We have already considered his argument as it bore on the men of his own time; we have now to make its application to our own age. As his custom is, the Preacher does not develop his argument in open logical sequence; he does not write a moral essay, but paints us a dramatic picture.

The Quest in Wealth. Ch. vi.

He depicts a man who trusts in riches, who honestly believes that wealth is the chief Good, or, at lowest, the way to it. This man has laboured diligently and dexterously to acquire affluence, and he has acquired it. Like the rich man of the Parable, he has much goods, and barns that grow fuller as they grow bigger. "God has given213 him riches and wealth and abundance, so that his soul"—not having learned how to look for anything higher—"lacks nothing of all that it desireth."

The Man who makes Riches his Chief Good is haunted by Fears and Perplexities. Ch. vi., vv. 1-6.

He has reached his aim, then, acquired what he holds to be good. Can he not be content with it? No; for though he bids his soul make merry and be glad, it obstinately refuses to obey. It is darkened with perplexities, haunted by vague longings, fretted and stung with perpetual care. Now that he has his riches, he goes in dread lest he should lose them; he is unable to decide how he may best employ them, or how to dispose of them when he must leave them behind him. God has given them to him; but he is not at all sure that God will show an equal wisdom in giving them to some one else when he is gone. And so the poor rich man sits steeped in wealth up to his chin—up to his chin, but not up to his lips, for he has no "power to enjoy" it. Burdened with jealous care, he grudges that others should share what he cannot enjoy, grudges above all that, when he is dead, another should possess what has been of so little comfort to him. "If thou art rich," says Shakespeare,

"thou art poor;

For like an ass whose back with ingots bows,

Thou bearest thy heavy riches but a journey,

And Death unloads thee."


But our rich man is not only like an ass; he is even more stupid: for the ass would not have his back bent even with golden ingots if he could help it, and is only too thankful when the burden is lifted from his back; while the rich man not only will plod on beneath his heavy load, but, in his dread of being unladen at his journey's end, imposes on himself a burden heavier than all his ingots, and will bear that as well as his gold. He creeps along beneath his double load, and brays quite pitifully if you so much as put out a hand to ease him.
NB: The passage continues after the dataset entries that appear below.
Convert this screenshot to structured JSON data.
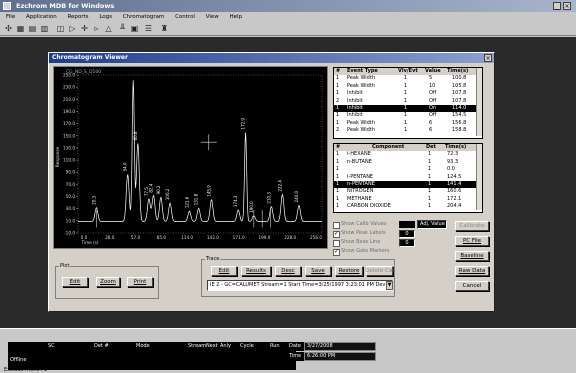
{
  "app": {
    "title": "Ezchrom MDB for Windows",
    "menu": [
      "File",
      "Application",
      "Reports",
      "Logs",
      "Chromatogram",
      "Control",
      "View",
      "Help"
    ]
  },
  "dialog": {
    "title": "Chromatogram Viewer",
    "plot_header": "CG_ND_S_D100",
    "y_label": "Response",
    "x_label": "Time (s)"
  },
  "chart_data": {
    "type": "line",
    "ylim": [
      -10,
      265
    ],
    "xlim": [
      0,
      265
    ],
    "y_ticks": [
      "250.0",
      "230.0",
      "210.0",
      "190.0",
      "170.0",
      "150.0",
      "130.0",
      "110.0",
      "90.0",
      "70.0",
      "50.0",
      "30.0",
      "10.0",
      "-10.0"
    ],
    "x_ticks": [
      "0.0",
      "28.0",
      "57.0",
      "85.0",
      "114.0",
      "142.0",
      "171.0",
      "199.0",
      "228.0",
      "256.0"
    ],
    "peaks": [
      {
        "x": 20,
        "y": 34,
        "label": "20.3"
      },
      {
        "x": 54,
        "y": 92,
        "label": "54.0"
      },
      {
        "x": 60,
        "y": 255,
        "label": ""
      },
      {
        "x": 65,
        "y": 146,
        "label": "60.8"
      },
      {
        "x": 77,
        "y": 49,
        "label": "77.5"
      },
      {
        "x": 82,
        "y": 55,
        "label": "82.4"
      },
      {
        "x": 90,
        "y": 52,
        "label": "90.2"
      },
      {
        "x": 100,
        "y": 42,
        "label": "100.2"
      },
      {
        "x": 121,
        "y": 28,
        "label": "121.6"
      },
      {
        "x": 131,
        "y": 33,
        "label": "131.8"
      },
      {
        "x": 145,
        "y": 48,
        "label": "145.9"
      },
      {
        "x": 174,
        "y": 30,
        "label": "174.3"
      },
      {
        "x": 182,
        "y": 165,
        "label": "172.9"
      },
      {
        "x": 191,
        "y": 20,
        "label": "190.0"
      },
      {
        "x": 210,
        "y": 36,
        "label": "210.3"
      },
      {
        "x": 222,
        "y": 57,
        "label": "222.4"
      },
      {
        "x": 240,
        "y": 38,
        "label": "240.0"
      }
    ],
    "markers_x": [
      20,
      191,
      200,
      209
    ],
    "crosshair": {
      "x": 142,
      "y": 148
    }
  },
  "events": {
    "headers": [
      "#",
      "Event Type",
      "Vlv/Evt",
      "Value",
      "Time(s)"
    ],
    "rows": [
      [
        "1",
        "Peak Width",
        "1",
        "5",
        "100.8"
      ],
      [
        "1",
        "Peak Width",
        "1",
        "10",
        "105.8"
      ],
      [
        "1",
        "Inhibit",
        "1",
        "Off",
        "107.8"
      ],
      [
        "2",
        "Inhibit",
        "1",
        "Off",
        "107.8"
      ],
      [
        "1",
        "Inhibit",
        "1",
        "On",
        "114.0"
      ],
      [
        "1",
        "Inhibit",
        "1",
        "Off",
        "154.5"
      ],
      [
        "1",
        "Peak Width",
        "1",
        "6",
        "156.8"
      ],
      [
        "2",
        "Peak Width",
        "1",
        "6",
        "158.8"
      ]
    ],
    "selected": 4
  },
  "components": {
    "headers": [
      "#",
      "Component",
      "Det",
      "Time(s)"
    ],
    "rows": [
      [
        "1",
        "i-HEXANE",
        "1",
        "72.3"
      ],
      [
        "1",
        "n-BUTANE",
        "1",
        "93.3"
      ],
      [
        "1",
        "",
        "1",
        "0.0"
      ],
      [
        "1",
        "i-PENTANE",
        "1",
        "124.5"
      ],
      [
        "1",
        "n-PENTANE",
        "1",
        "141.4"
      ],
      [
        "1",
        "NITROGEN",
        "1",
        "160.6"
      ],
      [
        "1",
        "METHANE",
        "1",
        "172.1"
      ],
      [
        "1",
        "CARBON DIOXIDE",
        "1",
        "204.4"
      ]
    ],
    "selected": 4
  },
  "options": [
    {
      "label": "Show Calib Values",
      "checked": false
    },
    {
      "label": "Show Peak Labels",
      "checked": true
    },
    {
      "label": "Show Base Line",
      "checked": false
    },
    {
      "label": "Show Gate Markers",
      "checked": true
    }
  ],
  "option_fields": {
    "range_label": "Adj. Value",
    "x_value": "0",
    "y_value": "0"
  },
  "side_buttons": [
    "Calibrate",
    "PC File",
    "Baseline",
    "Raw Data",
    "Cancel"
  ],
  "plot_group": {
    "label": "Plot",
    "buttons": [
      "Edit",
      "Zoom",
      "Print"
    ]
  },
  "trace_group": {
    "label": "Trace",
    "buttons": [
      "Edit",
      "Results",
      "Desc",
      "Save",
      "Restore",
      "Delete Cal"
    ],
    "selector": "IE  2 - GC=CALUMET Stream=1 Start Time=3/25/1997 3:23:01 PM Dev=2"
  },
  "status": {
    "headers": [
      "SC",
      "Det #",
      "Mode",
      "Stream",
      "Next",
      "Anly",
      "Cycle",
      "Run"
    ],
    "mode_value": "Offline",
    "date_label": "Date",
    "date_value": "3/27/2008",
    "time_label": "Time",
    "time_value": "6:26:00 PM",
    "footer": "Exclude menu F1"
  }
}
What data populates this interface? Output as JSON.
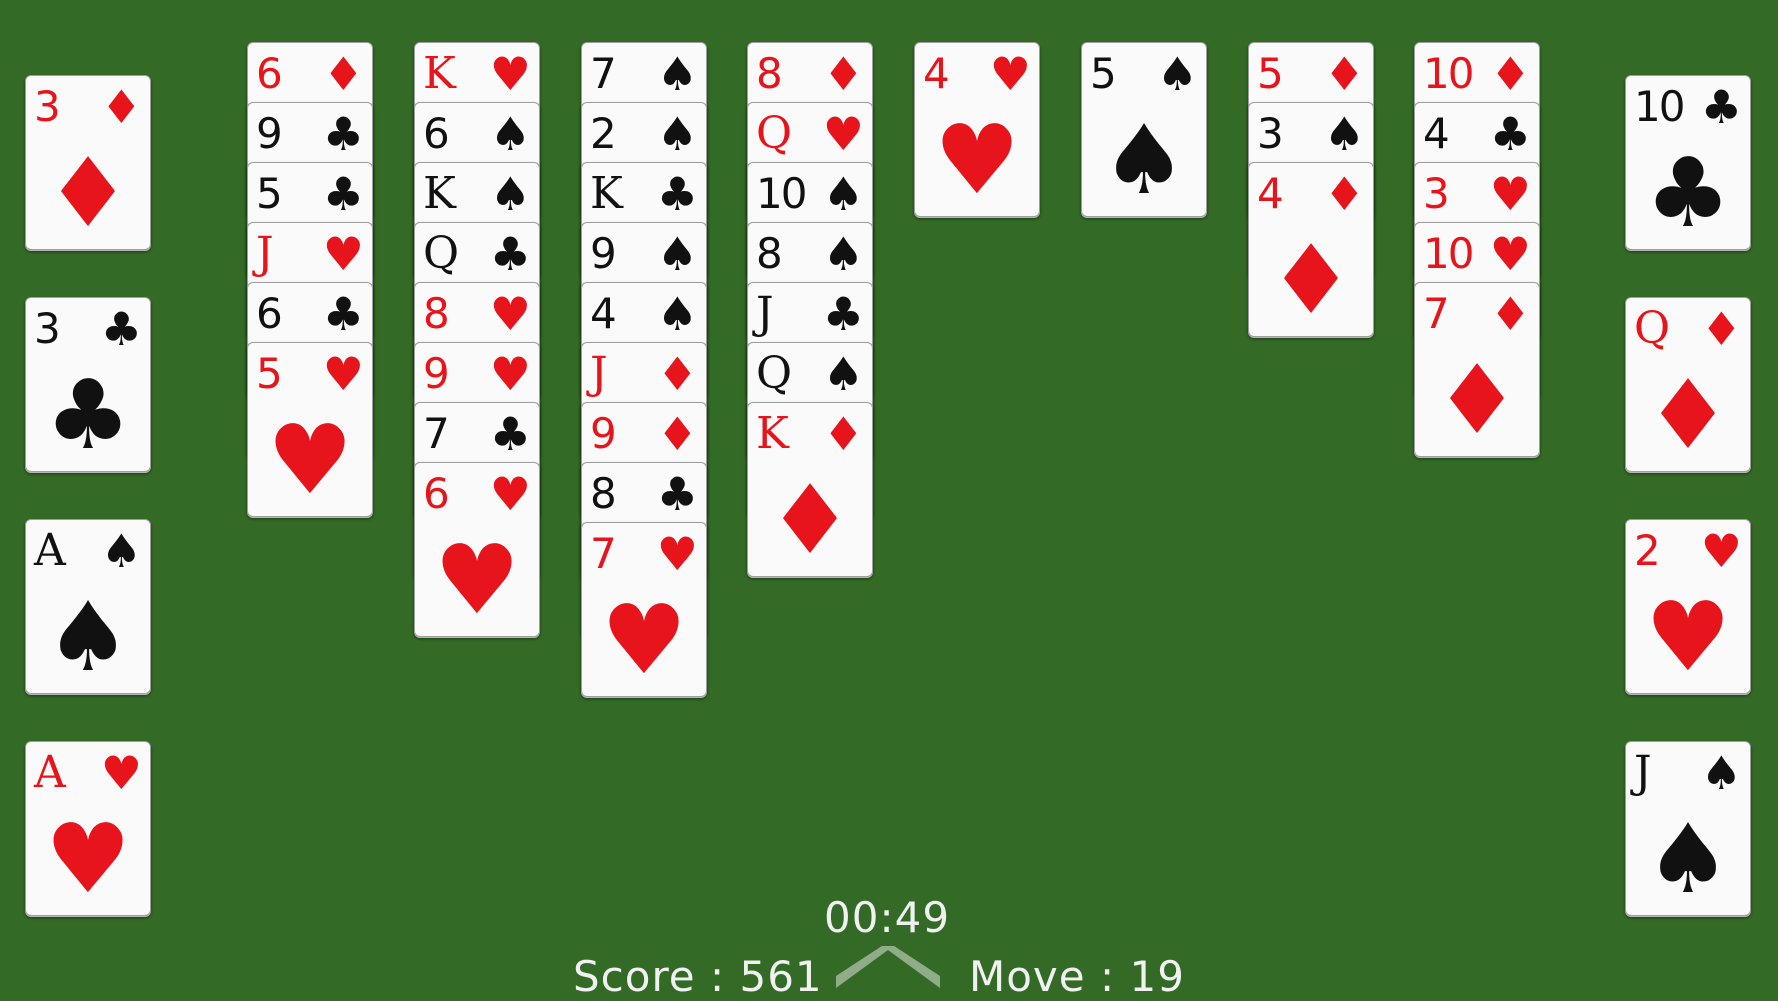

Much that he gains only feeds Vanity. Chap. vi., v. 11.
He cannot tell what it will be good for him to have; Chap. vi., v. 12.
Nor foresee what will become of his Gains: Chap. vi., v. 12.

It is not of much use, perhaps, to argue with one so besotted; but lest we should slip into his degraded estate, the Preacher points out for our instruction the source of his disquiet, and shows why it is impossible in the very nature of things that he should know content. Among other sources of disquiet he notes these three. (1) That "there are many things which increase vanity:" that is to say, many of the acquisitions of the rich man only augment his outward pomp and state. Beyond a certain point he cannot possibly enjoy the good things he possesses; he cannot, for instance, live in all his costly mansions at once, nor eat and drink all the sumptuous fare set on his table, nor carry his whole wardrobe on his back. He is hampered with superfluities which breed care, but yield him no comfort.215 And, as he grudges that others should enjoy them, all this abundance, all that goes beyond his personal gratification, so far from being an "advantage" to him, is only a burden and a torment. (2) Another source of disquiet is, that no man, not even he, "can tell what is good for man in life," what will be really helpful and pleasant to him. Many things which attract desire pall upon the taste. And as "the day of our vain life is brief," gone "like a shadow," he may flit away before he has had a chance of using much that he has laboriously acquired. (3) And a third source of disquiet is, that the more a man has the more he must leave: and this is a fact which cuts him two ways, with a keen double edge. For the more he has the less he likes leaving it; and the more he has the more is he puzzled how to leave it. He cannot tell "what shall be after him," and so he makes one will to-day and another to-morrow, and very likely dies intestate after all.

Is not that a true picture, a picture true to life? Bulwer Lytton tells us how one of our wealthiest peers once complained to him that he was never so happy and well-served as when he was a bachelor in chambers; that his splendid mansion was a dreary solitude to him, and the long train of domestics his masters rather216 than his servants. And more than once he depicts, as in The Caxtons, a man of immense fortune and estate as so occupied in learning and discharging the heavy duties of property, so tied and hampered by the thought of what was expected of him, as to fret under a constant weight of care and to lose all the sweet uses of life. And have not we ourselves known men who have grown more penurious as they have grown richer, men unable to decide what it would be really good or even pleasant for them to do, more and more anxious as to how they should devise their abundance? "I am a poor rich man, burdened with money; but I have nothing else," was the saying of a notorious millionaire, who died while he was signing a cheque for £10,000, some twenty years ago.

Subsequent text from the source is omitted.